Julien Duval : « Deux points que je voudrais reprendre sur la question des bienfaits de la concurrence : j’ai lu le texte d’Acrimed. Ce qu’il met, il me semble, en avant, c’est le fait que les journaux informent très peu sur ce qui se passe à l’intérieur de leur propre rédaction. C’est relativement vrai. Il y a une autre chose qu’on peut dire : le nombre de quotidiens tend à se réduire. C’est vrai qu’il y a une logique de concentration et on risque d’arriver à un marché très fortement restructuré autour de deux grands pôles. Se pose le problème : quand il ne reste plus que deux acteurs, est-ce que les bienfaits de la concurrence se vérifient encore ? Je ne suis pas sûr... »
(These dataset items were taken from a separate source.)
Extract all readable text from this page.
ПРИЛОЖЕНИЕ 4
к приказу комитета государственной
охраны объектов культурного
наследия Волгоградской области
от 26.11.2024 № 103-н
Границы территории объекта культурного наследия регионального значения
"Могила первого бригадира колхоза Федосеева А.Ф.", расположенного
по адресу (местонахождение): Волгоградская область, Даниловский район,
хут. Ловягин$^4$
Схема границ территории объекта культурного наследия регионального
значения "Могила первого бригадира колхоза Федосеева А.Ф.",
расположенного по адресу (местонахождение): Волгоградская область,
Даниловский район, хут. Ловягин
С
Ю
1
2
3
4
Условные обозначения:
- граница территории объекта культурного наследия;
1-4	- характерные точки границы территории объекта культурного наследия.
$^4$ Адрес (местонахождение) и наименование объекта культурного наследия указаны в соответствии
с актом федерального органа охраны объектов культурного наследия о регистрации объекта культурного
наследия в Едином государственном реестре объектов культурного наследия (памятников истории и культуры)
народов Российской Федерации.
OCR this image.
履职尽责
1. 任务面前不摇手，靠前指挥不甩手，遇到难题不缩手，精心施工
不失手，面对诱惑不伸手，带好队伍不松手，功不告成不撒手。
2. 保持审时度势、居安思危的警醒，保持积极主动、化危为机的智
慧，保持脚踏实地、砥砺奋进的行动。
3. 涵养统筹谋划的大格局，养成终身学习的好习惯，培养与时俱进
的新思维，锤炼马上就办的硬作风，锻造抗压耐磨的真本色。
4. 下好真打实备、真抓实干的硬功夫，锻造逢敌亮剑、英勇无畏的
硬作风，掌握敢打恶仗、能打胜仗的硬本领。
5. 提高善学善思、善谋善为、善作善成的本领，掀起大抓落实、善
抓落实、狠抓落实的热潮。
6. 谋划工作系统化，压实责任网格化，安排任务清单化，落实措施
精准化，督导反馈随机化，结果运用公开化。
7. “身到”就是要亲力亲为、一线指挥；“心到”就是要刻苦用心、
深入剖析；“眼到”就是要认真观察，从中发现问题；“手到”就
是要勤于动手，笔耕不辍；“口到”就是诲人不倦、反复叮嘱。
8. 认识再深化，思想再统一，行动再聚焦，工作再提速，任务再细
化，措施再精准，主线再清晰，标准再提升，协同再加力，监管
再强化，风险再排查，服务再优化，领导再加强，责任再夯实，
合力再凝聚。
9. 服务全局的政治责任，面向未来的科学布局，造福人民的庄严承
Quelques temps après, Christophe Charle affecte d’avoir entendu dans la mention d’Acrimed un éloge dissimulé :
- Christophe Charle : [...] « En fait, moi je pense, qu’il ne faut pas se limiter au journaux : ce qui fait aujourd’hui l’esprit critique de la presse, c’est les médias alternatifs. Vous avez cité Acrimed. Le circuit Internet : on sait bien qu’aux Etats-Unis, ça joue un très grand rôle dans la mobilisation notamment contre Bush. »
- Sylvain Bourmeau : « Pour le meilleur et pour le pire : il y a des dérapages ».
- Christophe Charle : « Oui, pour le meilleur et pour le pire, mais ça fait un contre-pouvoir externe et ça gène certains journaux. De même la radio libre. Enfin, certaines radios libres ou certaines chaînes câblées peuvent aussi être des alternatives, par des émissions ciblées qui peuvent gêner. Donc, je pense qu’on ne doit pas s’enfermer dans la presse écrite. En fait, il y a une concurrence à cette échelle-là. Le problème, effectivement, c’est que cela concerne des publics beaucoup plus étroits, et du coup, il n’y a pas cet effet démocratique qui était la théorie de l’opinion publique. On est des groupes qui s’épient, mais ce sont des groupes privilégiés finalement, qui ont accès à ce type de médias et qui peuvent faire la contre-critique des médias-dominants. Donc on est plutôt dans ce problème-là : de l’inégal accès aux moyens de critique des médias. Et du fait du poids inégal d’une chaîne de télévision type TF1 et une radio locale, il y a critique évidemment, mais qui n’a pas le même effet que lorsqu’on est un éléphant contre un éléphant. »
Ajoutons simplement que l’inégal accès aux moyens de critiquer les médias dépend aussi de ceux qui contrôlent cet accès : Sylvain Bourmeau est manifestement l’un d’eux.